Mutilations génitales: les députés bruxellois veulent intensifier la prévention et le dépistage

  • Jérôme Durant
    Ce mercredi, c’est la Journée mondiale de tolérance zéro à l’égard des mutilations génitales féminines. Hasard de calendrier, le parlement francophone bruxellois a voté hier, en commission et à l’unanimité, une résolution visant à intensifier la prévention et le dépistage des victimes d’excision. La mesure centrale que veut encourager ce texte à portée essentiellement symbolique, c’est la systématisation d’un examen gynécologique annuel pour les jeunes filles identifiées comme à risque. Il faut dire que, si la pratique est interdite et passible de poursuites pénales en Belgique depuis 2001, les statistiques sont alarmantes.

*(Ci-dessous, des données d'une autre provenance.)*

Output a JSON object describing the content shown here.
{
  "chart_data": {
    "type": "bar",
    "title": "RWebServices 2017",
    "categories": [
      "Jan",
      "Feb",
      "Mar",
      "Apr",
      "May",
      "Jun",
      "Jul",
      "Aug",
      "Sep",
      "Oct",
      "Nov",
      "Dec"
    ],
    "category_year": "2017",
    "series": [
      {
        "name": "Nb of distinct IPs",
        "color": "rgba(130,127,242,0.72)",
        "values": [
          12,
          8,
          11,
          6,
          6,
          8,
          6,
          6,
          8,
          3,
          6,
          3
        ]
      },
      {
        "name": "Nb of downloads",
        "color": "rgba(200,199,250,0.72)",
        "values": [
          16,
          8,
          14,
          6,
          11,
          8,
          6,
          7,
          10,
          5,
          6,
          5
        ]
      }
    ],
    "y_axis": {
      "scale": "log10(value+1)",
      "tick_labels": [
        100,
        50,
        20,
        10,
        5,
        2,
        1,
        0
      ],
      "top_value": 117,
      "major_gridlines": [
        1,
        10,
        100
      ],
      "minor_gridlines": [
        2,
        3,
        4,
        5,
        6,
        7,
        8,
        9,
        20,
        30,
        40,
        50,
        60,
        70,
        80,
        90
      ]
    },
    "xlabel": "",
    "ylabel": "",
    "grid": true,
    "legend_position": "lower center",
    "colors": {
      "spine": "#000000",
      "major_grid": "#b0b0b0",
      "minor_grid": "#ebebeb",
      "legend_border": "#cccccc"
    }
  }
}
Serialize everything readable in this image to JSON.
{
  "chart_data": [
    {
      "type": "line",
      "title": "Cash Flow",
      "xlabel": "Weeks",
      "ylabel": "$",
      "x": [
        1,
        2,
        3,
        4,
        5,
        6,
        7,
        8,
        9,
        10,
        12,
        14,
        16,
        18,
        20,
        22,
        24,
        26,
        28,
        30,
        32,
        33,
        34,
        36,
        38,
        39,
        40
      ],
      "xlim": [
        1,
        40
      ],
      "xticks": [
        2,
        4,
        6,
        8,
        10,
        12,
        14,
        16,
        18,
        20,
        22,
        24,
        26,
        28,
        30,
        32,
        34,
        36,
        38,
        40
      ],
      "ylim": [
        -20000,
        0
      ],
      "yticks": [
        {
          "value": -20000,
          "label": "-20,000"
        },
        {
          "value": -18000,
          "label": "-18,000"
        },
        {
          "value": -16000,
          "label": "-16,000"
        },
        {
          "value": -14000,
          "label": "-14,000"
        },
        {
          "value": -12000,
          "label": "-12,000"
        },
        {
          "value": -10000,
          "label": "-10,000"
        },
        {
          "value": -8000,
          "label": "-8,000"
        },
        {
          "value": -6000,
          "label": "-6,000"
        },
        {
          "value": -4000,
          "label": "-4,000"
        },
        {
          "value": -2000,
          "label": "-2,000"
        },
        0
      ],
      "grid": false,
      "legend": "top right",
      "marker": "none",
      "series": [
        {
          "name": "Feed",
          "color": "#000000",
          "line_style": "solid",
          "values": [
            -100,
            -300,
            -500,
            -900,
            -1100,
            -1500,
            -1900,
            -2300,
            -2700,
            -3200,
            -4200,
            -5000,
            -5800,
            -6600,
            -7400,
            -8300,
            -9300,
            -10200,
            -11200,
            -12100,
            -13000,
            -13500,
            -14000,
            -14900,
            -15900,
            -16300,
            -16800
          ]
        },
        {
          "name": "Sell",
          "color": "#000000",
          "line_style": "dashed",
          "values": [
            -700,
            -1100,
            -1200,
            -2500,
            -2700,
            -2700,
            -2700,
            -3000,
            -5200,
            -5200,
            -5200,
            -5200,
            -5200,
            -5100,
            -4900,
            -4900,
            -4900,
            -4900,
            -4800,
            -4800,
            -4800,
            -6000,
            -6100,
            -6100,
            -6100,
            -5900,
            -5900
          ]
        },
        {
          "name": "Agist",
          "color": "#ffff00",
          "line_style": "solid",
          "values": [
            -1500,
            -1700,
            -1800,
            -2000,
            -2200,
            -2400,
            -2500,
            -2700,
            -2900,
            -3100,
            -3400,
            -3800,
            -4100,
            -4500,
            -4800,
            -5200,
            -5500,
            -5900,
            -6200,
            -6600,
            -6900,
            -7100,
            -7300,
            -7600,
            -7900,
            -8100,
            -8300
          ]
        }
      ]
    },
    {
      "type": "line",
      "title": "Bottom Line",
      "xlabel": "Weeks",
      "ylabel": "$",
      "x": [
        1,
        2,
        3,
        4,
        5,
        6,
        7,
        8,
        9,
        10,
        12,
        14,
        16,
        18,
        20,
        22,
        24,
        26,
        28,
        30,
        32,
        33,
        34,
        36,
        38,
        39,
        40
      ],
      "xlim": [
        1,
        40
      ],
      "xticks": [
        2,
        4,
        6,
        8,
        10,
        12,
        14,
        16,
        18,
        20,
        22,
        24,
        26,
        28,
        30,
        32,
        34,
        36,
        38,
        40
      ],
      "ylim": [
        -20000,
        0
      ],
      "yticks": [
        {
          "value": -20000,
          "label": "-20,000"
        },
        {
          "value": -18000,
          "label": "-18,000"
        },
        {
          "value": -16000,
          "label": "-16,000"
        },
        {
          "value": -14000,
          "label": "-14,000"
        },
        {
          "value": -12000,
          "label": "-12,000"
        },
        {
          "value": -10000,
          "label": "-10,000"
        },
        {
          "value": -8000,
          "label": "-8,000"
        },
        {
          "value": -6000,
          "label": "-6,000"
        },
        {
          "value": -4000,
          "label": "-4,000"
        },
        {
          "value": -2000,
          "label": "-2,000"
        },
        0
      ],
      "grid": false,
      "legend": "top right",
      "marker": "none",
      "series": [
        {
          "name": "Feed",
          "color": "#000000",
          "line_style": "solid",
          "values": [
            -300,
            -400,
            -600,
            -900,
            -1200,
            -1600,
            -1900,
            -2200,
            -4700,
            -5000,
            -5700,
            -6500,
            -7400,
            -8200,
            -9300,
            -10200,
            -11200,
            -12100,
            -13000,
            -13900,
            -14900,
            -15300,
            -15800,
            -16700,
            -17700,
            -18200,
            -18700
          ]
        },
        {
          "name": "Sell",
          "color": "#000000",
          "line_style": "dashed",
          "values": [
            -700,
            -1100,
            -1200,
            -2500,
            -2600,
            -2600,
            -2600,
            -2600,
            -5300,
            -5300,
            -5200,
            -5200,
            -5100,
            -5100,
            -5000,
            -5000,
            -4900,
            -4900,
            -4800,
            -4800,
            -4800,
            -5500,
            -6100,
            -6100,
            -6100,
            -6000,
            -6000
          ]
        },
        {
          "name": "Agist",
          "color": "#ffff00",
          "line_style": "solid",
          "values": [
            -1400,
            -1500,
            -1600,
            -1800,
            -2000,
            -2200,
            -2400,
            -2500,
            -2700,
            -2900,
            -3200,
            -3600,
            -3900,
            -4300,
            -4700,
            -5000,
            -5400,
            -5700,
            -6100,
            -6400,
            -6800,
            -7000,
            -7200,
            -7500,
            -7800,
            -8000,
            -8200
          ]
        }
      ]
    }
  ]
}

    Sur notre territoire, vivraient près de 18.000 femmes excisées, et près de 9000 petites filles qui courent le risque de l’être un jour. C’est quatre fois plus qu’il y a dix ans. Ce recensement, c’est au Groupe pour l’abolition des mutilations sexuelles (GAMS) qu’on le doit. L’explication à cette hausse se trouve dans le profil de la migration à destination de la Belgique. De plus en plus souvent, des femmes venues d’Egypte, d’Ethiopie, ou encore de Guinée : autant de pays où la pratique de l’excision est très courante. Dans l’énorme majorité des cas, l’excision a eu lieu dans le pays d’origine, avant l’arrivée en Belgique ou, plus souvent encore, lors de vacances.

    La période des vacances, c’est celle des couteaux

    « Si je prends l’exemple de la Guinée-Conakry, on est à 97% d’excision, pointe Fabienne Richard, directrice du GAMS. Donc une petite fille qui est née en Belgique, qui est intacte, qui repart l’été en vacances, pour nous, c’est inquiétant. » Face à cette réalité, les acteurs de terrain obtiennent parfois du parquet des interdictions de quitter le territoire belge. Mais, le plus souvent, l’impuissance est la règle.

    Et puis, il y a une autre facette au problème. En Europe, bien, que difficilement quantifiable, l’excision clandestine est une réalité . « La semaine dernière, il y eu une condamnation au Royaume-Uni pour excision, fait remarquer Fabienne Richard. J’ai moi-même eu des témoignages directs de jeunes filles qui ont pris l’Eurostar pour aller à Londres dans ce but-là. »

    Probablement que des choses se sont passées en Belgique

    A l’hôpital Saint-Pierre, le gynécologue Martin Caillet abonde dans ce sens. « En région parisienne, il y a eu de nombreux procès et condamnations, poursuit celui qui dirige le seul centre spécialisé dans les mutilations génitales féminines en Belgique francophone. Ce sont nos voisins tout proches. Alors on se dit qu’il y a des choses qui se sont probablement passées en Belgique. Mais pour l’instant, elles sont restées en-dessous du radar. »

    Dans les faits, chez nous, aucune condamnation n’est encore intervenue depuis l’instauration de la loi en 2001. C’est la raison pour laquelle la députée bruxelloise Fatoumata Sidibé (DéFI), à l’origine de la résolution, veut compléter l’arsenal législatif par un volet préventif. Son objectif : réunir les entités fédérées et les experts autour d’une table ronde, afin d’aboutir à un cadre commun dans lequel inscrire la systématisation, une fois par an, d’un examen des organes génitaux des 8600 petites filles jugées à risque en Belgique.

    « Sachant que leur fillette sera contrôlée tous les ans, résume l’élue amarante, les parents vont évidemment prendre la mesure du risque encouru. » A savoir jusqu’à sept ans de prison, que la mineure victime ait marqué ou non son accord.